The Australia/Israel & Jewish Affairs Council (AIJAC) Executive Director Dr. Colin Rubenstein has welcomed an independent report into the ABC complaints handling process that identified significant shortcomings in the current process and recommended major reforms, including the introduction of an Ombudsman within the ABC that will report directly to the ABC Board. However, he also said it was unfortunate that the inquiry failed to propose a “fully external complaints body” that “can address the need for genuine independent oversight of our public broadcaster.”

Dr. Rubenstein said, “We thank the ABC Board for making the appropriate decision to release this independent report commissioned by the ABC into its complaints process before the federal election, and for its promise to implement the report’s recommendations. AIJAC is fully committed to the essential role that a properly funded ABC has to play in providing balanced and impartial news and current affairs in Australia. A properly functioning complaints process is an essential part of that role. Hopefully, our political parties will have enough time to respond to the report before voters cast their ballots over coming days.”
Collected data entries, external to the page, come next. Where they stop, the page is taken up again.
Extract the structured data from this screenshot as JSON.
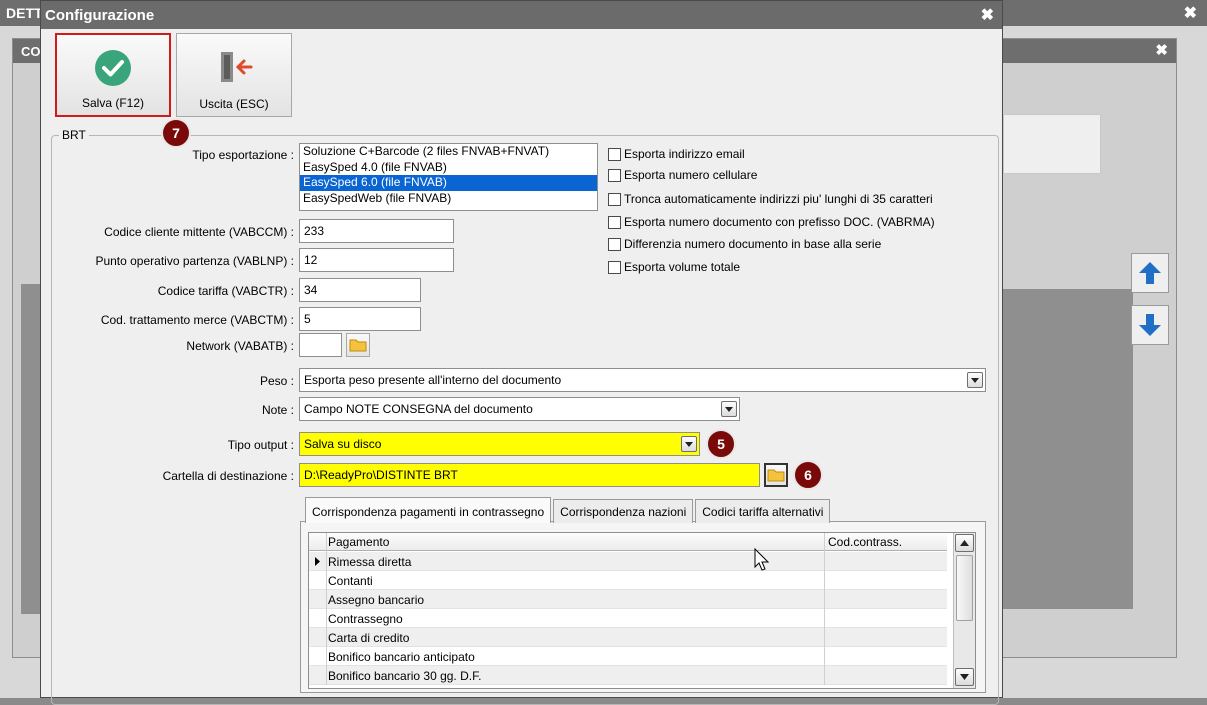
{
  "background": {
    "window_title": "DETT",
    "inner_window_title": "CO"
  },
  "dialog": {
    "title": "Configurazione",
    "close_glyph": "✖"
  },
  "toolbar": {
    "save_label": "Salva (F12)",
    "exit_label": "Uscita (ESC)"
  },
  "group": {
    "title": "BRT"
  },
  "form": {
    "tipo_esportazione_label": "Tipo esportazione :",
    "tipo_esportazione_options": [
      "Soluzione C+Barcode (2 files FNVAB+FNVAT)",
      "EasySped 4.0 (file FNVAB)",
      "EasySped 6.0 (file FNVAB)",
      "EasySpedWeb (file FNVAB)"
    ],
    "codice_cliente_label": "Codice cliente mittente (VABCCM) :",
    "codice_cliente_value": "233",
    "punto_operativo_label": "Punto operativo partenza (VABLNP) :",
    "punto_operativo_value": "12",
    "codice_tariffa_label": "Codice tariffa (VABCTR) :",
    "codice_tariffa_value": "34",
    "cod_trattamento_label": "Cod. trattamento merce (VABCTM) :",
    "cod_trattamento_value": "5",
    "network_label": "Network (VABATB) :",
    "network_value": "",
    "peso_label": "Peso :",
    "peso_value": "Esporta peso presente all'interno del documento",
    "note_label": "Note :",
    "note_value": "Campo NOTE CONSEGNA del documento",
    "tipo_output_label": "Tipo output :",
    "tipo_output_value": "Salva su disco",
    "cartella_label": "Cartella di destinazione :",
    "cartella_value": "D:\\ReadyPro\\DISTINTE BRT"
  },
  "checkboxes": [
    "Esporta indirizzo email",
    "Esporta numero cellulare",
    "Tronca automaticamente indirizzi piu' lunghi di 35 caratteri",
    "Esporta numero documento con prefisso DOC. (VABRMA)",
    "Differenzia numero documento in base alla serie",
    "Esporta volume totale"
  ],
  "badges": {
    "b7": "7",
    "b5": "5",
    "b6": "6"
  },
  "tabs": [
    "Corrispondenza pagamenti in contrassegno",
    "Corrispondenza nazioni",
    "Codici tariffa alternativi"
  ],
  "grid": {
    "columns": [
      "Pagamento",
      "Cod.contrass."
    ],
    "rows": [
      "Rimessa diretta",
      "Contanti",
      "Assegno bancario",
      "Contrassegno",
      "Carta di credito",
      "Bonifico bancario anticipato",
      "Bonifico bancario 30 gg. D.F."
    ]
  },
  "colors": {
    "highlight_yellow": "#ffff00",
    "selection_blue": "#0a64d2",
    "badge_red": "#7a0a0a",
    "save_border": "#d11b1b",
    "check_green": "#3aa57a"
  }
}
Commending the report’s authors, former Commonwealth Ombudsman Professor John McMillan and veteran media executive Jim Carroll, Dr. Rubenstein said, “this appears to be a warts and all report” and is “an important step forward in kickstarting an honest national conversation on how to best fix a complaints system that has been broken for a very long time. The inquiry clearly received a mountain of written submissions and oral testimonies from a diverse group of individuals and organisations that cannot and have not been ignored.”

Dr. Rubenstein said the report effectively acknowledged that “prospective complainants engaging with the process in good faith are not accorded an acceptable level of procedural fairness.”
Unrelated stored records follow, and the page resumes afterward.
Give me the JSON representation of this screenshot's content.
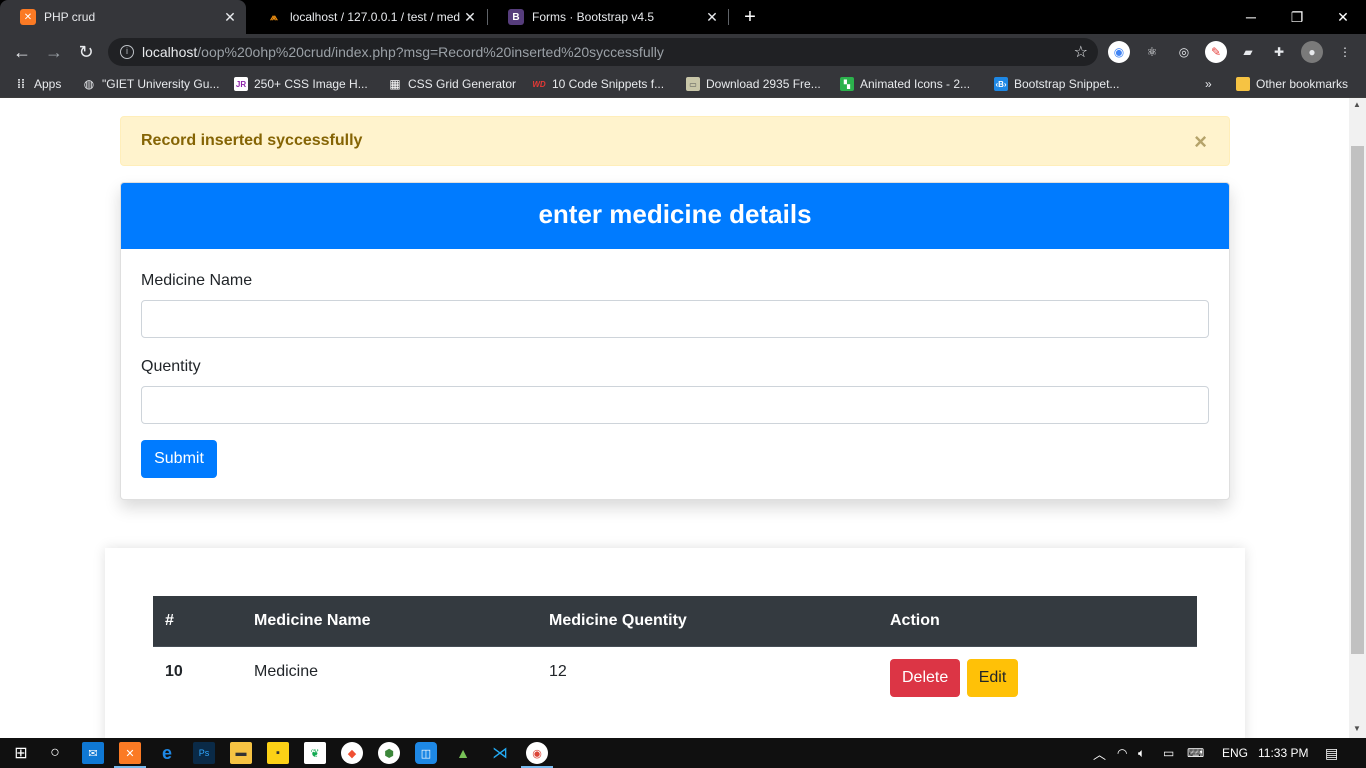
{
  "browser": {
    "tabs": [
      {
        "title": "PHP crud",
        "favicon": "xampp-icon",
        "active": true
      },
      {
        "title": "localhost / 127.0.0.1 / test / medi",
        "favicon": "phpmyadmin-icon",
        "active": false
      },
      {
        "title": "Forms · Bootstrap v4.5",
        "favicon": "bootstrap-icon",
        "active": false
      }
    ],
    "url_host": "localhost",
    "url_rest": "/oop%20ohp%20crud/index.php?msg=Record%20inserted%20syccessfully",
    "bookmarks": [
      {
        "label": "Apps",
        "icon": "apps-grid-icon"
      },
      {
        "label": "\"GIET University Gu...",
        "icon": "globe-icon"
      },
      {
        "label": "250+ CSS Image H...",
        "icon": "jr-icon"
      },
      {
        "label": "CSS Grid Generator",
        "icon": "grid-icon"
      },
      {
        "label": "10 Code Snippets f...",
        "icon": "wd-icon"
      },
      {
        "label": "Download 2935 Fre...",
        "icon": "image-icon"
      },
      {
        "label": "Animated Icons - 2...",
        "icon": "animated-icon"
      },
      {
        "label": "Bootstrap Snippet...",
        "icon": "bootstrap-snippet-icon"
      }
    ],
    "bookmarks_overflow": "»",
    "other_bookmarks": "Other bookmarks"
  },
  "alert": {
    "message": "Record inserted syccessfully",
    "close": "×",
    "color": "#856404"
  },
  "form": {
    "title": "enter medicine details",
    "name_label": "Medicine Name",
    "name_value": "",
    "quantity_label": "Quentity",
    "quantity_value": "",
    "submit_label": "Submit",
    "accent": "#007bff"
  },
  "table": {
    "headers": [
      "#",
      "Medicine Name",
      "Medicine Quentity",
      "Action"
    ],
    "rows": [
      {
        "id": "10",
        "name": "Medicine",
        "quantity": "12",
        "delete_label": "Delete",
        "edit_label": "Edit"
      }
    ]
  },
  "taskbar": {
    "apps": [
      "windows-start-icon",
      "cortana-icon",
      "mail-icon",
      "xampp-icon",
      "edge-icon",
      "photoshop-icon",
      "file-explorer-icon",
      "sticky-notes-icon",
      "mongodb-icon",
      "git-icon",
      "node-icon",
      "xd-icon",
      "android-icon",
      "vscode-icon",
      "chrome-icon"
    ],
    "language": "ENG",
    "time": "11:33 PM"
  }
}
Of the key recommendation of the inquiry, an internal ombudsman who would be appointed by and report to the ABC Board, he said, “This and the other recommendations from the inquiry would be a definite improvement over the current highly problematic situation whereby an internal department essentially allows content providers complained about to dominate the decision over whether to uphold or reject a complaint. We are grateful that the ABC Board and the two commissioners have taken the need for significant reforms in complaints handling seriously.”
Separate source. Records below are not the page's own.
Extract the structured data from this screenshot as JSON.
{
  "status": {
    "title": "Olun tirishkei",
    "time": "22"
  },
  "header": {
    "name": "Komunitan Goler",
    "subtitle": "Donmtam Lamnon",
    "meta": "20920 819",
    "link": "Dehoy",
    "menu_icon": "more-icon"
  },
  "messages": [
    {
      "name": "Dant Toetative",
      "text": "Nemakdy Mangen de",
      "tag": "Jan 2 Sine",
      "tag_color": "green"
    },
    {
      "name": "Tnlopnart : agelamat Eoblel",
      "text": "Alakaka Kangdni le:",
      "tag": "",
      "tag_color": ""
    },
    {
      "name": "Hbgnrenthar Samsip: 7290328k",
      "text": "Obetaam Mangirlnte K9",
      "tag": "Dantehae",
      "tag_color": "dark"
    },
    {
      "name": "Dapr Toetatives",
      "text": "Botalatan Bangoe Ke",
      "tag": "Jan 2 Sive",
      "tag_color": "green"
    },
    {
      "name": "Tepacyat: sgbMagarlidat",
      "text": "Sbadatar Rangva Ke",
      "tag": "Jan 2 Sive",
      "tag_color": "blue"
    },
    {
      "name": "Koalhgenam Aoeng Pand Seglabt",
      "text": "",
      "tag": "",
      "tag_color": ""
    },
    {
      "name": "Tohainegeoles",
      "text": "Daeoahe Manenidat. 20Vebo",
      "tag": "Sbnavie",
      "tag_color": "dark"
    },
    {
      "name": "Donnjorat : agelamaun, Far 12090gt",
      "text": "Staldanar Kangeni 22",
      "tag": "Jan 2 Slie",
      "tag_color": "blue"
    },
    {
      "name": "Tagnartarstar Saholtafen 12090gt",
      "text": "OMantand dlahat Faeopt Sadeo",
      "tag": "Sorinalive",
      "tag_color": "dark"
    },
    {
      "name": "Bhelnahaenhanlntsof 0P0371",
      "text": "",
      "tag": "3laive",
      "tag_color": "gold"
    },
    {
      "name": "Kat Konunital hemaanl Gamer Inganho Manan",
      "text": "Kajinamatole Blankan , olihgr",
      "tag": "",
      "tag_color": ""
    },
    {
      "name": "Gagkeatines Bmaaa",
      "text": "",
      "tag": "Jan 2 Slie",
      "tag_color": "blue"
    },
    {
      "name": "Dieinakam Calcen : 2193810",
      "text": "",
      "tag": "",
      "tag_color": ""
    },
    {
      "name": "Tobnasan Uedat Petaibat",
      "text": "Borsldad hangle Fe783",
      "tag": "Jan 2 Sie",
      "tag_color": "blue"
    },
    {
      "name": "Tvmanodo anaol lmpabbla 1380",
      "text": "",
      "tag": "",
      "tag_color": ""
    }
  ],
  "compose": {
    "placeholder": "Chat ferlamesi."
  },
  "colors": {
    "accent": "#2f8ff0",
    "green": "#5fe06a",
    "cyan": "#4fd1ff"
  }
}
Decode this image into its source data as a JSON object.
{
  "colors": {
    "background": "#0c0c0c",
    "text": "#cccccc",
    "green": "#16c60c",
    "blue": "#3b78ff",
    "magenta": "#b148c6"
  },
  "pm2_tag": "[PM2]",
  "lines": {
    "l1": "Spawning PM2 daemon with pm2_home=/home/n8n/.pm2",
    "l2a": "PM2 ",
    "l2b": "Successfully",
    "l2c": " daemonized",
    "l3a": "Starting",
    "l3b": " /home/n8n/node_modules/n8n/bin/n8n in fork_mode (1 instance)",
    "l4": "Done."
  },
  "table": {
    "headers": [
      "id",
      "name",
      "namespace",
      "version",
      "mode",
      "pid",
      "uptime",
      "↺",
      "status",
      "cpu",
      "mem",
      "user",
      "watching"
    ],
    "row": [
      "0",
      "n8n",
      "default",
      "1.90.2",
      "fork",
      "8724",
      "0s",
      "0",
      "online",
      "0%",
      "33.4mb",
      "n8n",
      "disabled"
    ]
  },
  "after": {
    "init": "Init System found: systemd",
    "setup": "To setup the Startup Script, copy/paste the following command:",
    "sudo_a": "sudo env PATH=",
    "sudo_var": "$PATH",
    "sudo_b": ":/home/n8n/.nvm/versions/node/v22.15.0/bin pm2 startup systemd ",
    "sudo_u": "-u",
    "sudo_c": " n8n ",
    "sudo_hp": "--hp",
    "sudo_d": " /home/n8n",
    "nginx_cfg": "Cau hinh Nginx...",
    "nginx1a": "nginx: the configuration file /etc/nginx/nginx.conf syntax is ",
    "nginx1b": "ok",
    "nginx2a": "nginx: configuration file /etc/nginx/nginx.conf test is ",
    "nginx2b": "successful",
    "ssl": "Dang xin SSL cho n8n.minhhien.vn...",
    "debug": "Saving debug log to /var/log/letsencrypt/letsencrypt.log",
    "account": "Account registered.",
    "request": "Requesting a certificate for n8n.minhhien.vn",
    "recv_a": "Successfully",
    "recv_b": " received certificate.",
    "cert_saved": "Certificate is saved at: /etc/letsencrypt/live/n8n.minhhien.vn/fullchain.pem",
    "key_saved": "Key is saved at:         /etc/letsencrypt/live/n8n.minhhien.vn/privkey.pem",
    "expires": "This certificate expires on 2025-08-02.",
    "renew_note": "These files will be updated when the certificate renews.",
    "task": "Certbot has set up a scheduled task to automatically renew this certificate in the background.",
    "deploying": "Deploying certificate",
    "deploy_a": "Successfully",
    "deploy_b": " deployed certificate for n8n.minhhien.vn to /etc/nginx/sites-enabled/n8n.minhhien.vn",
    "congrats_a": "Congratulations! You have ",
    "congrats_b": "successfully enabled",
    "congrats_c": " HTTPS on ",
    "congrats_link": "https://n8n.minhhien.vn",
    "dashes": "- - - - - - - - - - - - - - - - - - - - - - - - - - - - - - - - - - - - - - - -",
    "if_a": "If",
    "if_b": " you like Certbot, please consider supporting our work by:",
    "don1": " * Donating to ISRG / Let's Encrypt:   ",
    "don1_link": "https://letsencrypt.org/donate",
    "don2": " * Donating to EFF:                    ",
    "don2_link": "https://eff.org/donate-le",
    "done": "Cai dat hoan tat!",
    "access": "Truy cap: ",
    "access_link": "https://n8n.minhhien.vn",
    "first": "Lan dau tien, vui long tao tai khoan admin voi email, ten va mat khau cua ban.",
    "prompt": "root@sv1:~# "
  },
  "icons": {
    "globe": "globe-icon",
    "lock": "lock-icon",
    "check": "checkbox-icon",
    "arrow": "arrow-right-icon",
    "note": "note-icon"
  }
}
Dr. Rubenstein noted that the report also addressed other concerns AIJAC has long flagged, such as “the challenge of using the ABC’s antiquated and highly limiting webpage to lodge complaints; the failure of the ABC to consult with complainants once they have lodged a complaint; the ABC’s tendency as an organisation to exhibit a culture of defensiveness which often resists admitting errors and refuses to accept the verdict even when the regulatory umpire, the Australian Communications and Media Authority (ACMA) finds against it; the inability of ACMA as currently constituted to provide consistent and effective external oversight of ABC content; and the failure of the ABC to publicise successful complaints in an adequately transparent manner.”

However, Dr. Rubenstein also cautioned that, while the report’s findings were a highly positive first step, they would not ameliorate some key concerns about ABC complaints handling.

“Despite the numerous positive aspects of the inquiry’s finding, AIJAC continues to believe that only a fully external complaints body can truly address the need for genuine independent oversight of our public broadcasters, and provide assured procedural fairness to complainants,” he said.

“Indeed, this is the model that seems to successfully apply in numerous European democracies such as France, Norway, Denmark, the Netherlands and Switzerland. The inquiry report itself suggests ACMA cannot currently fulfil this independent oversight role effectively. Given that this ABC inquiry has been completed, a properly resourced external review body should still be considered in the appropriate policy-making forums,” Dr. Rubenstein concluded.